In 1975, we registered our study group as an NGO titled “Women for Women,” and published a book with the same title, where Roushan contributed an article “Women in Bangla Literature.” She later became the president of Women for Women and kept this voluntary organisation alive for the next two decades through her research and writings. Throughout the 1980s and 1990s, she did pioneering research on many issues and published many books. Though a student of literature, she did research and wrote on wide-ranging subjects such as education, health, human rights, environment, politics, workers’ conditions and violence against women. Her noteworthy publications include Hidden Danger, where she presented data on domestic violence, and No Better Options, co-authored with Hameeda Hossain and Salma Sobhan, where she analysed the working conditions of women industrial workers, based on findings of survey research. Both were pioneering research studies. Her most famous work was an edited version of Rokeya Sakhawat Hossain’s Sultana’s Dream, which was published by the Feminist Press in New York and was widely used as a textbook in women and gender studies courses in US universities. The book is still much in demand. She translated into English parts of Rokeya’s Oborodh Bashini and also Ahmed Sofa’s Onkar.

In addition to research and writing, Roushan was actively involved with other women’s and civil society organisations such as Bangladesh Mahila Parishad, Ain o Salish Kendra, Campaign for Popular Education (CAMPE), Education Watch and Bangla-German Shampriti (BGS). She worked on a voluntary basis in all these organisations for decades with commitment and dedication. She was always a behind-the-scene worker, never trying to promote herself as a leader. She wrote or edited the reports of many of these organisations.

Roushan also actively participated in many regional and international conferences. We both attended the UN Women’s Conference in Nairobi in 1985, and we three sisters Roushan, Nilufar and I attended the fourth UN Women’s Conference in Beijing in 1995. Roushan and Nilufar were not only my sisters, but we all became comrades fighting a common cause. Now, Roushan’s daughter Sohela Nazneen has joined the same good fight.

Roushan and my close bonding might have come as a surprise to many, as we had very different personalities. Roushan was a truly kind and humble person, never hurting anybody, never pushing herself forward, almost a saint-like figure. I was the total opposite! But we never quarrelled, largely because Roushan was always so very loving and forgiving.
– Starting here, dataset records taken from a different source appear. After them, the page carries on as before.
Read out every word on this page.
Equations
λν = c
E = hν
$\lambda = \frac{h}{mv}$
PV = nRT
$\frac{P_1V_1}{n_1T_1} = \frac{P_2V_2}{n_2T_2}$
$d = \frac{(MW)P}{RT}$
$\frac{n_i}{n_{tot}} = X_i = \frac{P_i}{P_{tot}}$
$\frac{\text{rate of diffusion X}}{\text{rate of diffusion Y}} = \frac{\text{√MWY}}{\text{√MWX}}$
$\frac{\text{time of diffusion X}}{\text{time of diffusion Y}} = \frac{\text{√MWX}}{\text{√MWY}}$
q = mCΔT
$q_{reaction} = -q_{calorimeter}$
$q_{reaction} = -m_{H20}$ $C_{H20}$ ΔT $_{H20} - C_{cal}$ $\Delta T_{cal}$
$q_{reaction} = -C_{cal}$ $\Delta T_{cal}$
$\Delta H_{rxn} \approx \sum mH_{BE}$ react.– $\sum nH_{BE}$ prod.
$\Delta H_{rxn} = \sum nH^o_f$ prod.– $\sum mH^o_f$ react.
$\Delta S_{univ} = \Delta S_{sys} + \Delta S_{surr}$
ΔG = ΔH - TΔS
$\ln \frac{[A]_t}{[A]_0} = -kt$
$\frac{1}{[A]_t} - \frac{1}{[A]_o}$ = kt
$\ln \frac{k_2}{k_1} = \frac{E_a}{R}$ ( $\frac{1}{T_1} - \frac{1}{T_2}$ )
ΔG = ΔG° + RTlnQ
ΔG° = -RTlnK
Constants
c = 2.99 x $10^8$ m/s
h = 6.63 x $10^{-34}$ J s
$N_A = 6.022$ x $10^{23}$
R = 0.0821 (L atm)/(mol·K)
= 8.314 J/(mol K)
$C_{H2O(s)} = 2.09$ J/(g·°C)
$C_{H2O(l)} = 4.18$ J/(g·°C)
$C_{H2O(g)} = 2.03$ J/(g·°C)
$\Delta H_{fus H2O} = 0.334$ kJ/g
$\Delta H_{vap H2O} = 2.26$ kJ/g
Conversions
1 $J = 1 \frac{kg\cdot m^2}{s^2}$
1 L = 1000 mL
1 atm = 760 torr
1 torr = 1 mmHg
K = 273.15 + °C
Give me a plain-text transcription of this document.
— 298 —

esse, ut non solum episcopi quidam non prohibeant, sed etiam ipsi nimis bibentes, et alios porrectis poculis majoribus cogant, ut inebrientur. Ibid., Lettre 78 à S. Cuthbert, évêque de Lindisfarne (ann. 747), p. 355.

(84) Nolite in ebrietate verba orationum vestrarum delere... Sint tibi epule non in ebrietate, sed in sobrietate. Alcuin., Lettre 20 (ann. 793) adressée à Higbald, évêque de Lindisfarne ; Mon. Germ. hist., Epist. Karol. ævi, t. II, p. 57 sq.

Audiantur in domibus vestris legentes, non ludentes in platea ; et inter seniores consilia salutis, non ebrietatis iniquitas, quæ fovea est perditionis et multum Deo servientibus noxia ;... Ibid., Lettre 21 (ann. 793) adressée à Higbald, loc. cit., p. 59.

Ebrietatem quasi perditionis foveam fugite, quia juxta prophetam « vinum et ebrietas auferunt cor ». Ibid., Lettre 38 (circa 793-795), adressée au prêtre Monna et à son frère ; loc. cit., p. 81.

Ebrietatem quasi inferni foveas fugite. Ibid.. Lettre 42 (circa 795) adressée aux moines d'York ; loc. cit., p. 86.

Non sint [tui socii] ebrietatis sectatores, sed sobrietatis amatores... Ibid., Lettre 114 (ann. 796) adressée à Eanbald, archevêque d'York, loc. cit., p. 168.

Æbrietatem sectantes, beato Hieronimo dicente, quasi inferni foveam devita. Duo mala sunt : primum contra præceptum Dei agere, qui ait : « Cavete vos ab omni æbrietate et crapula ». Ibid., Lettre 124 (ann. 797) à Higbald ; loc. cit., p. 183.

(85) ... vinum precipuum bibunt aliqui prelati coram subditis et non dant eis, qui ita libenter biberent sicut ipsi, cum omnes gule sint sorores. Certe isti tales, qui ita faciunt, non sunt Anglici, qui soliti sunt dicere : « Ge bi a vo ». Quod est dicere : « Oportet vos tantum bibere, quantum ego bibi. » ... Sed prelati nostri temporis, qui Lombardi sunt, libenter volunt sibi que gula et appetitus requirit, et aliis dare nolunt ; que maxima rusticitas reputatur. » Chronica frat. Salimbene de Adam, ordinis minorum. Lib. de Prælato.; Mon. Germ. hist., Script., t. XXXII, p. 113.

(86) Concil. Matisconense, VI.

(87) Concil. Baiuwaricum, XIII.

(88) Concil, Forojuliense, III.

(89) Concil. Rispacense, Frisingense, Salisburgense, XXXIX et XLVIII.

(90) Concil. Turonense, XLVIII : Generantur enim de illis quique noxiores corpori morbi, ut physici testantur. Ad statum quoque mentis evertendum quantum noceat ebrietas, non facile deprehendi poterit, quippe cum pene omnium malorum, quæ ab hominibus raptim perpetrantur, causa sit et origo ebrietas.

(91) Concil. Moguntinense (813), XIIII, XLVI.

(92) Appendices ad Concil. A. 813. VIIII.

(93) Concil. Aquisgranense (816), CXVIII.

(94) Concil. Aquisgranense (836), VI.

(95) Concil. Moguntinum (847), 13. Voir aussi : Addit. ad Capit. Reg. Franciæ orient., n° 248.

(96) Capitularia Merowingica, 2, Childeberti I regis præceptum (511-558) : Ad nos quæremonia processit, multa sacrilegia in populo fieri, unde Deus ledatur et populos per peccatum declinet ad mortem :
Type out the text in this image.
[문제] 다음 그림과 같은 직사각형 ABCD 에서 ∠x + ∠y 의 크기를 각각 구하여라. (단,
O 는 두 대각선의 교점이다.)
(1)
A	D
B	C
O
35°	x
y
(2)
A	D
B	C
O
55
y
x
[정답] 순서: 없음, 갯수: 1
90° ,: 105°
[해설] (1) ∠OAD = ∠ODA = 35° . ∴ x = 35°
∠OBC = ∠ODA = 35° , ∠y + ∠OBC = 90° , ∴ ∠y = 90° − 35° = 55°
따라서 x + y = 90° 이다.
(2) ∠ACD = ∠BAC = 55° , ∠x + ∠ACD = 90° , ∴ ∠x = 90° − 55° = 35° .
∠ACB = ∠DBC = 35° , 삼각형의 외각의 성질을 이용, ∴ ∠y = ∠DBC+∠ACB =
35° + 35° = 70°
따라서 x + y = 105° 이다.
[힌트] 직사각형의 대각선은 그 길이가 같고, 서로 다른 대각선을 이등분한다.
She has left a void in my life that will never be filled. I will miss her every day of my remaining days, but will always rejoice remembering our happy memories together, walking in the garden where Roushan could identify every tree and flower, looking at the stars as she named them all, reading a book or a poem where she could recite every line, or listening to a song where she could sing along. She enjoyed the simple things of life. She was my first teacher, who opened my eyes to the wide vista of a world beyond me. I thank my lucky stars that such an exceptional human being appeared in my life and kept me company for so many years.

Rounaq Jahan is a political scientist, author and distinguished fellow at the Centre for Policy Dialogue (CPD). Views expressed in this article are the author’s own.